Anon84, you have been churning out some good links lately. What is it? hack mode? beautiful isn't it? :-)

[sorry, had to make a private remark publicly, to someone I don't know because HN doesn't have messaging. just had to acknowledge that Anon84, and others like him, has been keeping the place more "hackish" and less TechCrunch-fluff.]


Thanks for the support.

I've been spending a lot more time lately reading up on this type of stuff for a huge scraping/data mining project.
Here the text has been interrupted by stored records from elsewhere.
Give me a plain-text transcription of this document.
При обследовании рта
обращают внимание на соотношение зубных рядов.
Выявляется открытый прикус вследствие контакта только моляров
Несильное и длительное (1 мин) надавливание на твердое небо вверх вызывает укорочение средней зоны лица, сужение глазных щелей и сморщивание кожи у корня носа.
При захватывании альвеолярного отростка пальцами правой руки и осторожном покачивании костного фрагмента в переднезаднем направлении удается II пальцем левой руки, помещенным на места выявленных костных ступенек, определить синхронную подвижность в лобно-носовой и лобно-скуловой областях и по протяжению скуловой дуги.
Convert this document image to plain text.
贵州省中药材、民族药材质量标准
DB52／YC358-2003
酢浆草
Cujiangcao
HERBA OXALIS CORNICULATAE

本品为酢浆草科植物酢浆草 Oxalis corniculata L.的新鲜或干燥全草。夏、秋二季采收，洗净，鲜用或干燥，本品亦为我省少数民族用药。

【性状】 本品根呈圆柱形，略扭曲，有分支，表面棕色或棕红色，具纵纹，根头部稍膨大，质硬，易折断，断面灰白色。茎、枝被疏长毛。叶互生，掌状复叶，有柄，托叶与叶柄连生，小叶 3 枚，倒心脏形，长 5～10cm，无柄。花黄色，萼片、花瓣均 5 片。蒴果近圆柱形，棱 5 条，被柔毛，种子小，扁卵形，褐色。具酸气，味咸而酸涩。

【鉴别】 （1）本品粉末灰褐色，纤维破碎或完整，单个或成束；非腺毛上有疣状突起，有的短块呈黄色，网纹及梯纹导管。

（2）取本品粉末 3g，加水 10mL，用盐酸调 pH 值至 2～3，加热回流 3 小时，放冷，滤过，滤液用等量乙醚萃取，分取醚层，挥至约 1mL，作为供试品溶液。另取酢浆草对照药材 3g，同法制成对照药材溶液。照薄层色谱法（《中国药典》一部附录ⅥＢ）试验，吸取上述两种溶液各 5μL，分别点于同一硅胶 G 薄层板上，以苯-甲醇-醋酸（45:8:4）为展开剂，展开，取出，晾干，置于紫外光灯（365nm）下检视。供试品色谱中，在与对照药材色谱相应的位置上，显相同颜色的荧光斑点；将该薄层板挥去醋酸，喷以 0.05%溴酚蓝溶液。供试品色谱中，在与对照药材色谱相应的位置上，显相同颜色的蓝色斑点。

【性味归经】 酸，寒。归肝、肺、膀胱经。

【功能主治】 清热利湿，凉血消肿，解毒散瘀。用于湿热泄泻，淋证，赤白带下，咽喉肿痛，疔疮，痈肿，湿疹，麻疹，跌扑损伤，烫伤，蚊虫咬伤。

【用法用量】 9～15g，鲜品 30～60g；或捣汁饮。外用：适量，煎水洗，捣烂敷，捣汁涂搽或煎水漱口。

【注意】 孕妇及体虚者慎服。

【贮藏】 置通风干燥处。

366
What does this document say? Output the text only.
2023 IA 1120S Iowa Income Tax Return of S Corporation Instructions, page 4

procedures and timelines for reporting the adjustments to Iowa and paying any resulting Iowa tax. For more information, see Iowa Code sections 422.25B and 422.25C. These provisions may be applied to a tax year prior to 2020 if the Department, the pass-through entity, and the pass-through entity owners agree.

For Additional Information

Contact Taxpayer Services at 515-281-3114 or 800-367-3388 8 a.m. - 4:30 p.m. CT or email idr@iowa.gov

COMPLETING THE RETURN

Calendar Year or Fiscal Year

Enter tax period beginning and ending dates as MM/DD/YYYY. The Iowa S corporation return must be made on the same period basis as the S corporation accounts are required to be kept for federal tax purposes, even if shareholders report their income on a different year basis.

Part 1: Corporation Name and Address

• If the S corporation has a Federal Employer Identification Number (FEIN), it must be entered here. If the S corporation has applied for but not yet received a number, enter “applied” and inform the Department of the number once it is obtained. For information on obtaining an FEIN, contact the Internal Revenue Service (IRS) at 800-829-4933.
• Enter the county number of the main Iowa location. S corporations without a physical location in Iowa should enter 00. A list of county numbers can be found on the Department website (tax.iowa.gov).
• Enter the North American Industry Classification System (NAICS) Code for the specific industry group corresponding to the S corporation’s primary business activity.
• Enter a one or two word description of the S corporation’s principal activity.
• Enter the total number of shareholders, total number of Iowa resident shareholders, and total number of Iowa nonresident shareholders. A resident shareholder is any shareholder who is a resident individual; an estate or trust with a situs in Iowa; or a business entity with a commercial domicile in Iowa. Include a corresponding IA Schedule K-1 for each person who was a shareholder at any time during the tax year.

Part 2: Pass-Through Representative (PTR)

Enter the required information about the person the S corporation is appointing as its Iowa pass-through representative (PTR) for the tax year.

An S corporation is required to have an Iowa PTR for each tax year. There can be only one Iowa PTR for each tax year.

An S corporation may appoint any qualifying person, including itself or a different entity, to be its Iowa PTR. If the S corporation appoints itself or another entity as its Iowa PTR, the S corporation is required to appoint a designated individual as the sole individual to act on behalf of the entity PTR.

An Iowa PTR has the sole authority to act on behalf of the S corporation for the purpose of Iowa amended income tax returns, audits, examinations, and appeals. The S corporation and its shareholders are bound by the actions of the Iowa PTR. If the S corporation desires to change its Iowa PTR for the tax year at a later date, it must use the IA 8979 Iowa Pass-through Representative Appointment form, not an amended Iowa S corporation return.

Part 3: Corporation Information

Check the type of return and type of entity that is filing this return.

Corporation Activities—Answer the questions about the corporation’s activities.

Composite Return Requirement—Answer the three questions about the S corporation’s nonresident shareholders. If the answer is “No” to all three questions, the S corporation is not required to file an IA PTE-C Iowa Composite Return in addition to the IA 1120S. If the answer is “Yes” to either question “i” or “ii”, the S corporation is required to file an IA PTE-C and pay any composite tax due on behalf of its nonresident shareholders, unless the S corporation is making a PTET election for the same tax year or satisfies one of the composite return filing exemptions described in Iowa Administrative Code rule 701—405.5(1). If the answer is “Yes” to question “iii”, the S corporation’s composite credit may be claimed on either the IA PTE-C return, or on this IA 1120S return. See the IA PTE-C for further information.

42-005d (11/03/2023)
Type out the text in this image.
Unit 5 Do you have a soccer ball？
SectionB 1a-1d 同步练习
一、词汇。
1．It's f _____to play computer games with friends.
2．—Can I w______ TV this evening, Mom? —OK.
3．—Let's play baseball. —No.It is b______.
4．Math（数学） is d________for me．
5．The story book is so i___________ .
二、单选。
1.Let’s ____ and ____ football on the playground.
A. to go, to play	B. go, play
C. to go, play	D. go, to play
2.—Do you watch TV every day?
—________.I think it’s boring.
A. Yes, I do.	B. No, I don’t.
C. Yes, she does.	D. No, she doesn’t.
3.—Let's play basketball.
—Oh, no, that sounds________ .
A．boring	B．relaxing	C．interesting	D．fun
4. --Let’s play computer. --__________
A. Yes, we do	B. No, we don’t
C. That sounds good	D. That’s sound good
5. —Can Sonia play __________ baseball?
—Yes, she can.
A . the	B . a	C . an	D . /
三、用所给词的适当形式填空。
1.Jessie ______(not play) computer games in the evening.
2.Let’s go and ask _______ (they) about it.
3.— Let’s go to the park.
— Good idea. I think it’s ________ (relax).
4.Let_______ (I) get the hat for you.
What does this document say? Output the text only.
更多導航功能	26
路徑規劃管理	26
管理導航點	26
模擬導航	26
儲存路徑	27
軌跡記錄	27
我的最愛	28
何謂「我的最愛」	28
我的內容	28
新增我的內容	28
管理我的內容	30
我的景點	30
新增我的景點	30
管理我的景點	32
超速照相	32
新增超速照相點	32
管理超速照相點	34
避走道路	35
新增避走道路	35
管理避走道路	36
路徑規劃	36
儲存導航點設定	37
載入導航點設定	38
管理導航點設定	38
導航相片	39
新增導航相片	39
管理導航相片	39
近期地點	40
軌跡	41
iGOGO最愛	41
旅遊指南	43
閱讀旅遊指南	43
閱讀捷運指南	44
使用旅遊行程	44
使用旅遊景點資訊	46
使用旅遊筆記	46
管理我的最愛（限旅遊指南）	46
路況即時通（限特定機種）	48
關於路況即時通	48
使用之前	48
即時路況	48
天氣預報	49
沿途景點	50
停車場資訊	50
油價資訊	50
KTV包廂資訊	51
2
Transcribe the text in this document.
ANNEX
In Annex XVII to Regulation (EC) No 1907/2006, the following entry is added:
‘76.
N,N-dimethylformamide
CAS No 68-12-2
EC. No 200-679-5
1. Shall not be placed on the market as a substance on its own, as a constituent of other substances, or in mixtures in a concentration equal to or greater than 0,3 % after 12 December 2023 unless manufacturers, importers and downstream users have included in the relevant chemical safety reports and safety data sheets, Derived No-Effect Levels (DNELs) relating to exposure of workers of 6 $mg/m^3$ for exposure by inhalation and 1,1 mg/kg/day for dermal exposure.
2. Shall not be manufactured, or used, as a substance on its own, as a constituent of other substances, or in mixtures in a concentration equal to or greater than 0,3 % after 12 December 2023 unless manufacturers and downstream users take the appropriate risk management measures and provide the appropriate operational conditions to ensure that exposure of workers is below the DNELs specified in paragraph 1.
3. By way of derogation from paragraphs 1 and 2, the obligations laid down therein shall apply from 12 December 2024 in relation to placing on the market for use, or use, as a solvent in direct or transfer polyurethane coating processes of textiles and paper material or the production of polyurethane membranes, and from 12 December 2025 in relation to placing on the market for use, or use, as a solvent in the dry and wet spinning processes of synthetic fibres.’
My background is mostly in Physics so depending on what I happen to be working on at any given moment there's always some catching up to do.

Anything particularly interesting gets posted here for others to enjoy and comment. :)


I'm doing the same right now. Massive scraping plus "gisting" or document summarization. You're pretty much on the right track; half of those papers are industry standards (my browser marked them as "visited" automatically :-)


So which of those would be a good starting point for someone who has no idea about IR?


Honestly, I don't think LSI is a good place to start. It'd be better to start a few steps back with basic IR algorithms and data structures like tries, inverted indexes, stemming, string search algorithms like KMP and Boyer-Moore.

When I got started with IR I used Baeza-Yate's "Modern Information Retrieval"; Manning's new "Introduction to Information Retrieval" looks great, though I haven't gotten my hands on a copy yet. Here are the Wikipedia pages on the concepts above:

http://en.wikipedia.org/wiki/Trie

http://en.wikipedia.org/wiki/Inverted_index

http://en.wikipedia.org/wiki/Stemming

http://en.wikipedia.org/wiki/Knuth–Morris–Pratt_algorithm

http://en.wikipedia.org/wiki/Boyer–Moore_string_search_algor...


start with LSA: laten semantic indexing, if you want information gisting/summarization.

i'm not worried about IR because I use a good search-engine library: Montezuma, and it's in Common Lisp. It's Java clone is called Lucene :-)


A Google search gave me this: http://www.cs.utk.edu/~lsi/

Is that what you're talking about?


Bruno, we've got to talk. I go to IU and you seem like a particularly interesting individual. I'll shoot you an email soon.


Good choice. It is most definitely an underrated school. I miss the burrow.


A couple other seminal favorites:

Authoritative Sources in a Hyperlinked Environment

http://www.cs.cornell.edu/home/kleinber/auth.pdf

Probabilistic Latent Semantic Analysis

http://www.cs.brown.edu/~th/papers/Hofmann-UAI99.pdf

Kleinberg, author of the first paper, is quite possibly my favorite computer scientist. He's been on the leading edge of a lot of largely disjoint areas of research on the information structure of the web and almost always drops in some really smart stuff. He seems to hit new fields and drop in some big ideas and move on, so a lot of the more concretely applicable stuff comes in refinements of his work, but sometimes I feel like every time I cross into a new problem domain he's already written three papers on it. Beyond that, he writes in a very readable style, which is frustratingly rare for top-notch computer scientists.


The "rebel king" is also a phenominal lecturer and a favorite among all cornell CS students.


All good links. Thanks for sharing.

Another list of books for IR http://researchonsearch.blogspot.com/2005/12/information-ret...


Also you guys surely you would like this book too: http://www-csli.stanford.edu/~hinrich/information-retrieval-... http://nlp.stanford.edu/IR-book/pdf/irbookprint.pdf

Is a very readable and comprehensive introduction of the field. Besides it is recent and covers in a depth several current hot topics.